A 'virtual' Corus Academy was set up in April 2005, led by a steering group of executive directors, together with a smaller Implementation Group. The Academy provided an enabling structure combining technology, experience and expertise. This encouraged an open learning environment, based on sharing best practice and maximising the use of common approaches. The Academy is split into five work areas.
As Corus is a global company, it needs to communicate internationally and this is where virtual learning is helpful. Examples of best practice can be conveyed in electronic format and shared in databases across the entire organisation. For example, a Corus plant in the Netherlands or UK can learn from the practice of improvements in similar processes in Canada or the United States. CI activities at the Duffel aluminium products plant in Belgium learnt how to more effectively remove waste from the Cap-de-la-Madelaine plant in Canada.
The Academy provides a means of sharing knowledge. Best practice leads to common methods across the businesses. In this way Corus has become a learning organisation. Constant improvements are made through the sharing of ideas across the entire company. There should be no barriers to contact. Learning at Corus, and hence CI, comes from using common language and common tools and sharing best practice and standards.

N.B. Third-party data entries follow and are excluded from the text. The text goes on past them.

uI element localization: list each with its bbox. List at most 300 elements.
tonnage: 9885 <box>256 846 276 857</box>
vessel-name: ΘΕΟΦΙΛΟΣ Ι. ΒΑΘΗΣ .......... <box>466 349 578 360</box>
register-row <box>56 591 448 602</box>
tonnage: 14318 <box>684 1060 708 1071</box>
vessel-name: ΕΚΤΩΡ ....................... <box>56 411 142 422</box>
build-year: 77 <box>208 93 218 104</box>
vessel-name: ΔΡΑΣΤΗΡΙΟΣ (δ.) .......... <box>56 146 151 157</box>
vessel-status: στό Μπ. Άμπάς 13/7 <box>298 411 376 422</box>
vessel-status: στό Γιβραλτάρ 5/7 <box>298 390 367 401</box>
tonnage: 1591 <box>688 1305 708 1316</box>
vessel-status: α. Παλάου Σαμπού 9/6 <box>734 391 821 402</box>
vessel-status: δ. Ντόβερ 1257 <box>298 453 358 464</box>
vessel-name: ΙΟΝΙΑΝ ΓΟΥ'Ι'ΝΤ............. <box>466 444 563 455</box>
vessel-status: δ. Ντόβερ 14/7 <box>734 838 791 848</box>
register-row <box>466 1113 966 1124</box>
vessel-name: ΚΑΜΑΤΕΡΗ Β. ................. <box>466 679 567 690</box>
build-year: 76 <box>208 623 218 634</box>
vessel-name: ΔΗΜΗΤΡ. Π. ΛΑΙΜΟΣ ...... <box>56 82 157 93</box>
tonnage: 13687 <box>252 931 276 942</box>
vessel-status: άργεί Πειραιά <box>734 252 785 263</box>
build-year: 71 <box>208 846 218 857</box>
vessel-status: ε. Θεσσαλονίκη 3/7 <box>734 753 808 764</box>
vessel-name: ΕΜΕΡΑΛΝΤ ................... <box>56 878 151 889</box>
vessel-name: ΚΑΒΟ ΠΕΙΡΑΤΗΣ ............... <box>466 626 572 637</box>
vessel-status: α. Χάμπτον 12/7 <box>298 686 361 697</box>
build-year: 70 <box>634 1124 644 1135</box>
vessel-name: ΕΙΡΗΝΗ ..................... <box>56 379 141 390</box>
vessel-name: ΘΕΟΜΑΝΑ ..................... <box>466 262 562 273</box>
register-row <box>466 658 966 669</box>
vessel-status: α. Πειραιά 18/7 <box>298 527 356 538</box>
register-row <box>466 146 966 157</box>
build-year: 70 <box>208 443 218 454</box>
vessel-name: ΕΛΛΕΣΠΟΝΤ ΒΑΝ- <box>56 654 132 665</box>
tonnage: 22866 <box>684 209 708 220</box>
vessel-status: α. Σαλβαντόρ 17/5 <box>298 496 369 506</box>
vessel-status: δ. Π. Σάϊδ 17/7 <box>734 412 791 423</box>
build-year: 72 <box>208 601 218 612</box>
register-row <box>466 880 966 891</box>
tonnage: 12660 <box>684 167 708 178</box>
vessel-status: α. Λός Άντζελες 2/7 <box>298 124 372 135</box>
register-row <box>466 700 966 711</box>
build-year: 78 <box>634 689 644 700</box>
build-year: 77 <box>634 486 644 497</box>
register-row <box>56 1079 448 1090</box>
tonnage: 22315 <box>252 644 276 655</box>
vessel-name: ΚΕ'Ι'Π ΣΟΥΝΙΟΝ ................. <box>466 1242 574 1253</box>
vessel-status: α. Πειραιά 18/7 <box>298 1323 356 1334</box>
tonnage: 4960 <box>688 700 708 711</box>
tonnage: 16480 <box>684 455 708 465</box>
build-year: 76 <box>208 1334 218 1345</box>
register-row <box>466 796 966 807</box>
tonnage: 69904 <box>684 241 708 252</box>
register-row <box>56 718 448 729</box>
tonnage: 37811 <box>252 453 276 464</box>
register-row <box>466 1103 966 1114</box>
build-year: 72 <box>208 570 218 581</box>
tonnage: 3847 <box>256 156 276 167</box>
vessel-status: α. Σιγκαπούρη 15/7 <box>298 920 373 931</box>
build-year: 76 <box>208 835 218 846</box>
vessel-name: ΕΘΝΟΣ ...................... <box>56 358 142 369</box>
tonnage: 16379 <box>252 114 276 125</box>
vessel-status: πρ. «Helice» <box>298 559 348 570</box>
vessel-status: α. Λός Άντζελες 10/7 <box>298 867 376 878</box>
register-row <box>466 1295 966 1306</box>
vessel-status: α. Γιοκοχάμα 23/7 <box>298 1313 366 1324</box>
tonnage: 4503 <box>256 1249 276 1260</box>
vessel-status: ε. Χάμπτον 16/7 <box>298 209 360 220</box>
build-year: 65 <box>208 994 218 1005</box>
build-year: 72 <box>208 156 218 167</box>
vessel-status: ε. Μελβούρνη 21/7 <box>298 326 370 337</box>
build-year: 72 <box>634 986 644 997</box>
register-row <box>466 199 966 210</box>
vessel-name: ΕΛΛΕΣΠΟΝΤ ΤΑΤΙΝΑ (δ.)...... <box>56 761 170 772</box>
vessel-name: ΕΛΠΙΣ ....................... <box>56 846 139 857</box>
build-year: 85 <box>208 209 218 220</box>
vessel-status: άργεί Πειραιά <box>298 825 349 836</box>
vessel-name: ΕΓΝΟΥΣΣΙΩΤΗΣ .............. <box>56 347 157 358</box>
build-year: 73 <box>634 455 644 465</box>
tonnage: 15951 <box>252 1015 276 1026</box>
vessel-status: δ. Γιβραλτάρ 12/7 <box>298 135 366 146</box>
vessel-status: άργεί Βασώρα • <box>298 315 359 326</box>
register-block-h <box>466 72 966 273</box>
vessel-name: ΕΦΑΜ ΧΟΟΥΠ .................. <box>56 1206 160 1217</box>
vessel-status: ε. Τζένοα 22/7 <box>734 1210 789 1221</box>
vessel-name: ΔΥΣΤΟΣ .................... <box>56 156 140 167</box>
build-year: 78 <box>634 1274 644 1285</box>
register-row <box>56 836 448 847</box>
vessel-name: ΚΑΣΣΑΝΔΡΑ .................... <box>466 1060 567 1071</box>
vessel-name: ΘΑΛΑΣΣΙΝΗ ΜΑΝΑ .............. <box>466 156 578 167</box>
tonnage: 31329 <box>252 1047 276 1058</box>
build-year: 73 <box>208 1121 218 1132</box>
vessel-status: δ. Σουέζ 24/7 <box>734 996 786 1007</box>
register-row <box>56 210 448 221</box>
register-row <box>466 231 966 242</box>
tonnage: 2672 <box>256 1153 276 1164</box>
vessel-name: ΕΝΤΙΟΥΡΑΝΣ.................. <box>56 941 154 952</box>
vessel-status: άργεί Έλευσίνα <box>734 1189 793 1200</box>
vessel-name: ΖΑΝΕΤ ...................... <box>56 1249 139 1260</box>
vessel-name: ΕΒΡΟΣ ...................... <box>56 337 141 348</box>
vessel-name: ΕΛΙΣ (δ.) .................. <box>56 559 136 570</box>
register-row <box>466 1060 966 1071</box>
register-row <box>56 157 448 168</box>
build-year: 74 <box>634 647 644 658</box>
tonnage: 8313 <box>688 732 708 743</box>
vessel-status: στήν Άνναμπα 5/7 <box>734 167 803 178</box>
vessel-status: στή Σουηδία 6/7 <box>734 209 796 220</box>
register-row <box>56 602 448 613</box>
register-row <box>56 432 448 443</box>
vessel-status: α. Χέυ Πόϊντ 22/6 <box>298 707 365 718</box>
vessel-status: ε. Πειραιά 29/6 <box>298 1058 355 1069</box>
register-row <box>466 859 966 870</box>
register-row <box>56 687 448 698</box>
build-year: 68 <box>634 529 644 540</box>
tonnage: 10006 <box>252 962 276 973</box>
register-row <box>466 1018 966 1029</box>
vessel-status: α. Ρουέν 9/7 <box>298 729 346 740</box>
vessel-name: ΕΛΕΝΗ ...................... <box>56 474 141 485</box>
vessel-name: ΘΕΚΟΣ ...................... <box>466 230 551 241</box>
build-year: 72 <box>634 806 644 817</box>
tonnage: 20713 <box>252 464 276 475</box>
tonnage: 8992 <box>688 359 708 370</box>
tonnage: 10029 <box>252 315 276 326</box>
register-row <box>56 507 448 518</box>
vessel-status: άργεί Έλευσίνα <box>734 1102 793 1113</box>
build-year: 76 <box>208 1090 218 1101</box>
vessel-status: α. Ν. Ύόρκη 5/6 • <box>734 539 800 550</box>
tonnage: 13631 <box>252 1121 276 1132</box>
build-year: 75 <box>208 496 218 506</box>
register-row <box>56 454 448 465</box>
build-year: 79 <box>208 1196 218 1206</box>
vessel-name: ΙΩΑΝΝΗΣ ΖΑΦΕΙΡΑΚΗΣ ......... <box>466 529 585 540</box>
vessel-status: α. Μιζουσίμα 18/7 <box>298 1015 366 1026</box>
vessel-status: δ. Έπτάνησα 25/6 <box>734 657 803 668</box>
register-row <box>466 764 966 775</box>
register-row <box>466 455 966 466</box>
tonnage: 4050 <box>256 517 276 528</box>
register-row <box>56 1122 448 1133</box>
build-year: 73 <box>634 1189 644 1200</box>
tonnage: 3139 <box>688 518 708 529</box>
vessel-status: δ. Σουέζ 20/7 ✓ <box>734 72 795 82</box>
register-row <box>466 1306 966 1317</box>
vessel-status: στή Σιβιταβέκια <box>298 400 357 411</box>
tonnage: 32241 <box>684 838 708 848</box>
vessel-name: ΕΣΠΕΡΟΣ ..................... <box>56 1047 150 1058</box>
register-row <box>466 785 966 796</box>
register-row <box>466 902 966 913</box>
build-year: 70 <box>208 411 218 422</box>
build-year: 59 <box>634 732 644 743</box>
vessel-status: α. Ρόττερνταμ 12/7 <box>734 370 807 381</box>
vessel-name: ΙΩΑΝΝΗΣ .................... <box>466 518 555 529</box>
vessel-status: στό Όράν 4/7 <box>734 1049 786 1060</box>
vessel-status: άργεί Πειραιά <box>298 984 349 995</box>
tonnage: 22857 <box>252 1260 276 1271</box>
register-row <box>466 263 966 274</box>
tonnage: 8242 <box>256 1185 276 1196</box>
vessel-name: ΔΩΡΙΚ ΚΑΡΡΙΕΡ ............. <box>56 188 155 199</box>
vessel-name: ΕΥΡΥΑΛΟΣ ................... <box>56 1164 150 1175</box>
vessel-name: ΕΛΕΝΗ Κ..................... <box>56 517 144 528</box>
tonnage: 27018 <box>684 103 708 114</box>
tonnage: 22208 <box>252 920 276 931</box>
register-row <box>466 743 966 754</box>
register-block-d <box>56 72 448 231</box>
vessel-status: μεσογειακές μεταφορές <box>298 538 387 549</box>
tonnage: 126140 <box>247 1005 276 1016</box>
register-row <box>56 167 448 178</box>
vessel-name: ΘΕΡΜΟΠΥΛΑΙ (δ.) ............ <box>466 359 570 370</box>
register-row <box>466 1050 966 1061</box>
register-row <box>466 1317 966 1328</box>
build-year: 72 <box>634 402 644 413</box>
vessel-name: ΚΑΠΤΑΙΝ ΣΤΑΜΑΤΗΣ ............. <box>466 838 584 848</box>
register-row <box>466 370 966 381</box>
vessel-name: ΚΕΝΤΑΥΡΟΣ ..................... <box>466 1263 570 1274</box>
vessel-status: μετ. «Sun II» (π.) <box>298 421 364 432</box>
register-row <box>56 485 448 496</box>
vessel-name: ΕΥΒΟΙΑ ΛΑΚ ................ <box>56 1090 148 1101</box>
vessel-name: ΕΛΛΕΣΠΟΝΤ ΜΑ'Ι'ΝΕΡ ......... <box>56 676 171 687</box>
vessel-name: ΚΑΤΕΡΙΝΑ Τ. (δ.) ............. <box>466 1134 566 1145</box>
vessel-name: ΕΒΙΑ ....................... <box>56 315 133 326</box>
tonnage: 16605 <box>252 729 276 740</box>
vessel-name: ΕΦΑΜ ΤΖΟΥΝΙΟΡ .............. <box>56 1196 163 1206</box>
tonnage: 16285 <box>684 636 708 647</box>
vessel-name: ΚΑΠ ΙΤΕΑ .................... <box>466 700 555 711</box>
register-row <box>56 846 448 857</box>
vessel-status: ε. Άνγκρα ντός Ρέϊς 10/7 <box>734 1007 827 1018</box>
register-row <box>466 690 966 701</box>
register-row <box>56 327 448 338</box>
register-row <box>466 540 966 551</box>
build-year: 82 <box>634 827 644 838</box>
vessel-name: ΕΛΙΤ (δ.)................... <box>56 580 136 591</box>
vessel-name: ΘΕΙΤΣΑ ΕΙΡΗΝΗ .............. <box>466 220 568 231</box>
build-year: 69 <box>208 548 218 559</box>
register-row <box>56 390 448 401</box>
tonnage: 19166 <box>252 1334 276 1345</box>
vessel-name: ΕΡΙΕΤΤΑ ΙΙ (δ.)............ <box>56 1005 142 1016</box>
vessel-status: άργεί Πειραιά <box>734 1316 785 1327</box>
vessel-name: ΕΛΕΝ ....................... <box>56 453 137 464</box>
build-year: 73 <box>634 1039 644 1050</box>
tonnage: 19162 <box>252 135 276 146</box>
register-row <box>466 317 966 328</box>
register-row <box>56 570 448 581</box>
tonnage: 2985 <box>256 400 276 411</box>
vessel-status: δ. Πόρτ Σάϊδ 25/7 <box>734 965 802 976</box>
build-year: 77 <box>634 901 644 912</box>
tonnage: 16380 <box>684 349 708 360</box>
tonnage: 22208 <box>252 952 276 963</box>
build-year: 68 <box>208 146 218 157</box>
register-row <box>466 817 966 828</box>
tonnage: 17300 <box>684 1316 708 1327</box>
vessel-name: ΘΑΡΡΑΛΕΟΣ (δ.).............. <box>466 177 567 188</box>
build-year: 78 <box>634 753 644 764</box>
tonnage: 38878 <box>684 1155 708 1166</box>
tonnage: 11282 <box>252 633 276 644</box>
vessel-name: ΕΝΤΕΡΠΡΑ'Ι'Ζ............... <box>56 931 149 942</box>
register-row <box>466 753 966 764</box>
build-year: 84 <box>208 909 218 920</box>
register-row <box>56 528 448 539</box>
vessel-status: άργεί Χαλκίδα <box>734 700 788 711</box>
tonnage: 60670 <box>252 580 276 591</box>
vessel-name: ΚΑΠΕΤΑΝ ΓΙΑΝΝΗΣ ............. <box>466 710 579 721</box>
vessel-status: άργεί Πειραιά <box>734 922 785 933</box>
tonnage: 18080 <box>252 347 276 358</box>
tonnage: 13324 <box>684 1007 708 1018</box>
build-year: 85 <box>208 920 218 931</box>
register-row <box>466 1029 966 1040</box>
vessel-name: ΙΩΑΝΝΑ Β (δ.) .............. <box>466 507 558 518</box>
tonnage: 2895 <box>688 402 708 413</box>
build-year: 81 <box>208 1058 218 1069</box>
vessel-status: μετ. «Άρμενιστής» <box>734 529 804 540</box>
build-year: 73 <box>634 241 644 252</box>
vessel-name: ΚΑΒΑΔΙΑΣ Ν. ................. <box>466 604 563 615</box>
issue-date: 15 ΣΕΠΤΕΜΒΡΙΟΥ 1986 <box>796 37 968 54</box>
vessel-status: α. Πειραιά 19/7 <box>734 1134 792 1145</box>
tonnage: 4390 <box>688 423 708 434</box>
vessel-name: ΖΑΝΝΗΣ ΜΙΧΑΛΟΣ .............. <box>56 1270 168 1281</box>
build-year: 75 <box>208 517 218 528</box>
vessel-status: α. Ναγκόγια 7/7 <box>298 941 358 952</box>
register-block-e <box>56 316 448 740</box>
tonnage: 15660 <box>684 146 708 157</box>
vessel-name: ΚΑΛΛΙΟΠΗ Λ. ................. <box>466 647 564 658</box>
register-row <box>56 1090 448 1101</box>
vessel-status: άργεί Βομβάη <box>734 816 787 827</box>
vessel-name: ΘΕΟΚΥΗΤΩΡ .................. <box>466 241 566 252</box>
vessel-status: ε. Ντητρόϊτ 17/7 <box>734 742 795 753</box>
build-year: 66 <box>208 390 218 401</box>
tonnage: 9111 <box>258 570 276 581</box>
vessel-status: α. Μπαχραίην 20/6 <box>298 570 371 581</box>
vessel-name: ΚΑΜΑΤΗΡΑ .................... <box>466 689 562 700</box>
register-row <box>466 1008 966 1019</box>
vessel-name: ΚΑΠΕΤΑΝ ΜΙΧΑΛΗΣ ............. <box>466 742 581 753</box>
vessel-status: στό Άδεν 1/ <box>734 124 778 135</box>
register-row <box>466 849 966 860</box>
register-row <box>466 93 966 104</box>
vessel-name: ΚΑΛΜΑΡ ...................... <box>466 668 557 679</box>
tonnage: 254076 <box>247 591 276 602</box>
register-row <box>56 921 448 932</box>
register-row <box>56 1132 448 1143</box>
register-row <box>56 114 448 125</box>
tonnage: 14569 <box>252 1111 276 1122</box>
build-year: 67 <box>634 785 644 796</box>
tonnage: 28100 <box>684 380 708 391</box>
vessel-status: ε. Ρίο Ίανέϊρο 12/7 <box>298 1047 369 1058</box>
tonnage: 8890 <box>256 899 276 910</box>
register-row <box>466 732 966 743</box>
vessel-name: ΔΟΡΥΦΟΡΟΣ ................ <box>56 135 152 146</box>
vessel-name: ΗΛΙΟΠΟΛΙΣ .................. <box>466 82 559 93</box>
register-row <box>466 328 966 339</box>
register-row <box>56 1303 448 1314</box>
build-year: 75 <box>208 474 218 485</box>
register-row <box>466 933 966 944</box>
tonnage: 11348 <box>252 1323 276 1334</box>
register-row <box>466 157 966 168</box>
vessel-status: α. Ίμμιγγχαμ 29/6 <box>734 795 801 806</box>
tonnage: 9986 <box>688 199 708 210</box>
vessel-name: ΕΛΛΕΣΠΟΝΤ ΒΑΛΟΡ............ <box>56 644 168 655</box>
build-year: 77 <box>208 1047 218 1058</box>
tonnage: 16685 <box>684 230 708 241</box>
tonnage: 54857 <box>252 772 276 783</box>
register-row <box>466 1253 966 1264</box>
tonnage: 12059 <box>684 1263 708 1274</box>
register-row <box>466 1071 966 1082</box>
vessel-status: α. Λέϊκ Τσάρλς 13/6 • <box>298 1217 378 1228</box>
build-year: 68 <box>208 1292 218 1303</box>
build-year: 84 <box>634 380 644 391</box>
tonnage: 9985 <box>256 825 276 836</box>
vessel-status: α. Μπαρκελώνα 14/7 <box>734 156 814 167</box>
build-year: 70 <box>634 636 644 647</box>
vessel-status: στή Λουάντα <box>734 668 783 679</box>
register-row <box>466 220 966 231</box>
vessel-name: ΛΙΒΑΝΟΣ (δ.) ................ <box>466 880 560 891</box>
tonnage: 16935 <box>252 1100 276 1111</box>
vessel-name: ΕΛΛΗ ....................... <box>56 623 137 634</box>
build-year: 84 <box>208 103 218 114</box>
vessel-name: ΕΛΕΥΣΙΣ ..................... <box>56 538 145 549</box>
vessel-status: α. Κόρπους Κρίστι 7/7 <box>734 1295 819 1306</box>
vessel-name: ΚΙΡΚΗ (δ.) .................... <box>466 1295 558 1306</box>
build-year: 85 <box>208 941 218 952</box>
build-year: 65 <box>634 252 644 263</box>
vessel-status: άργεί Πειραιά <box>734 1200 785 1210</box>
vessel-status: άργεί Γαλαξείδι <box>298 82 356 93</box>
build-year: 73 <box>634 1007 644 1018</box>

Learning within the company is achieved through opening communication channels. It also occurs from encouraging everyone to become involved by suggesting and applying changes. This is best achieved when a shared language is used to discuss issues. There are common tools, such as shared databases. In addition, all parts of Corus work together to share examples of best practice. This is so that common approaches can be developed, with best practice being regularly updated in line with improvements.
Corus saw that training was the underlying imperative which would drive the CI process. There was a need to train senior managers to raise awareness and to develop a team of CI coaches to bring about the required changes. An initial target of 250 CI coaches was set across the company as a whole, who in turn would provide the training for the entire workforce to ensure effective implementation.
The lead role in training was placed in the newly formed department of Corporate Training and Learning. This was a central function created to assist the effective implementation of corporate initiatives. In April 2005, the Academy was launched and CI began in earnest at Corus.